Conflict of Interest in Prescribing Practices
Conflict of interest issues extend past collaborations involving physicians. Because non-physicians will be increasingly prescribing medications as health care reform proceeds, such non-physicians will need to be included in any effort to monitor conflicts of interest, a workshop participant observed. One project at ProPublica that is doing just that collects data about prescriptions that health providers across the country have written in the Medicare Part D program. The resulting database, which has records of prescriptions written to the program’s 35 million Americans, can be used by members of the public to look up their physicians or other health providers to see what they are prescribing. Financial disclosures are not the only important conflicts of interest to be aware of, Ornstein said; patients should also know if providers are “prescribing drugs in a way that’s reasonable, in a way that’s consistent with the accepted standards in their field. Patients right now don’t have the resources or tools at their disposal to know whether or not that’s the case.”

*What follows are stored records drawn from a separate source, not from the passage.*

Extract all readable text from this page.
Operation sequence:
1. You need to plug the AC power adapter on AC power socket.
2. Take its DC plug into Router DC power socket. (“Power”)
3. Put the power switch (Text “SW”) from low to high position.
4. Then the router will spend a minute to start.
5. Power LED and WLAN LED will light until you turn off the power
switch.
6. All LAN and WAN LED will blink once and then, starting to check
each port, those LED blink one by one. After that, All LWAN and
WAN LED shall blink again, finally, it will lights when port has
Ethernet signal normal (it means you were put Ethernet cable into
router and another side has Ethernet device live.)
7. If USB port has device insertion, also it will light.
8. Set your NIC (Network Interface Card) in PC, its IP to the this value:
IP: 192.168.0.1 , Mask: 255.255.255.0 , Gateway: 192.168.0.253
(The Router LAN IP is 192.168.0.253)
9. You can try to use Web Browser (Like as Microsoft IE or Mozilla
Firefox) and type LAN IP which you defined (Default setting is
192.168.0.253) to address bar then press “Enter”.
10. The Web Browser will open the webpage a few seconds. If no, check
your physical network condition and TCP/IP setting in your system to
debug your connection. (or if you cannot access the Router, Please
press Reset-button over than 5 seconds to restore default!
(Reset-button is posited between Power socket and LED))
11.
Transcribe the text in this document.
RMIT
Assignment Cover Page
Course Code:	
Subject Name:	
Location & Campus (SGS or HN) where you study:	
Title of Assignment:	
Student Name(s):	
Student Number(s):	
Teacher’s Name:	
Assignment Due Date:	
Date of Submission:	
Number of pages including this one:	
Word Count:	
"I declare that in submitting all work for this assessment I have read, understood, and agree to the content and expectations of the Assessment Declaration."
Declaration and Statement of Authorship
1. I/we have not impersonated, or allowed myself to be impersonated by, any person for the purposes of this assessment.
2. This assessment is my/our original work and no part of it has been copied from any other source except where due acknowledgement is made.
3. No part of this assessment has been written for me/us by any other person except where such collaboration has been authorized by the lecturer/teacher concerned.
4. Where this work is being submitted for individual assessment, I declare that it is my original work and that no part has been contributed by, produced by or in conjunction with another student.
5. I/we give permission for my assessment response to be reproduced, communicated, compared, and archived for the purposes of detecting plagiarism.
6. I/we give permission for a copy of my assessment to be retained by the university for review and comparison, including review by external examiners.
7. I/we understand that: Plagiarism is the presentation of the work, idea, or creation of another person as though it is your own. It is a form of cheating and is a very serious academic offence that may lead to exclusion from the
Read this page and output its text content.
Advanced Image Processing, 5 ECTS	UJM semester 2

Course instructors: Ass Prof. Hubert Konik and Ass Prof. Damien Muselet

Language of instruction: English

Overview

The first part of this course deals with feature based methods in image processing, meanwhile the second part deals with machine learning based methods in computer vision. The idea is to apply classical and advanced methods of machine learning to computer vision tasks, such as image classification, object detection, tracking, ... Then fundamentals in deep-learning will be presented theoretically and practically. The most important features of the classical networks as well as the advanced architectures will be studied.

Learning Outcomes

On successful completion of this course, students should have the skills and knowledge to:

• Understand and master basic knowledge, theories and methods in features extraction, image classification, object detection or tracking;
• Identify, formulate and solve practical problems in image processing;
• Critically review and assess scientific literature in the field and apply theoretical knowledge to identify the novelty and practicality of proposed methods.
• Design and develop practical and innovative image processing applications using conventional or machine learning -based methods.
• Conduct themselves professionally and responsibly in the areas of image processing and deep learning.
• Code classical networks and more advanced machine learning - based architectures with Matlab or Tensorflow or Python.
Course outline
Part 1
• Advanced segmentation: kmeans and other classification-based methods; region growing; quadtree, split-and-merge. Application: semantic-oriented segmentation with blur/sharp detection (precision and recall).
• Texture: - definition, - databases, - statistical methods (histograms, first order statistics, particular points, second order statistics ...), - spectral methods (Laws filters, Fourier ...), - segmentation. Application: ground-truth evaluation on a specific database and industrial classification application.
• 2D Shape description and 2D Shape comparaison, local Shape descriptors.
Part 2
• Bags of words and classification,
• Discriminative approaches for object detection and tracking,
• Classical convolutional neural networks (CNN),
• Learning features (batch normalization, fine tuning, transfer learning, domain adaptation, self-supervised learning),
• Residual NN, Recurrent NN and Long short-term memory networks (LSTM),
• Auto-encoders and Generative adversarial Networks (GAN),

A single standard for disclosures for physicians and non-physicians could create a reasonable framework for those who might have a conflict of interest, Grealy said. A single standard also could reduce the amount of resources that go into compliance and thus leave more resources for patient care, research, and other useful activities. Meaningful information needs to be collected in a useful and efficient way, Grealy said. Many companies supported the Physician Payments Sunshine Act because different states were passing their own disclosure legislation with different rules, whereas the Physician Payments Sunshine Act will impose a nationwide standard, Ornstein said. The question then becomes whether institutions and agencies will follow suit and use the same standard or continue to use different standards for non-physicians.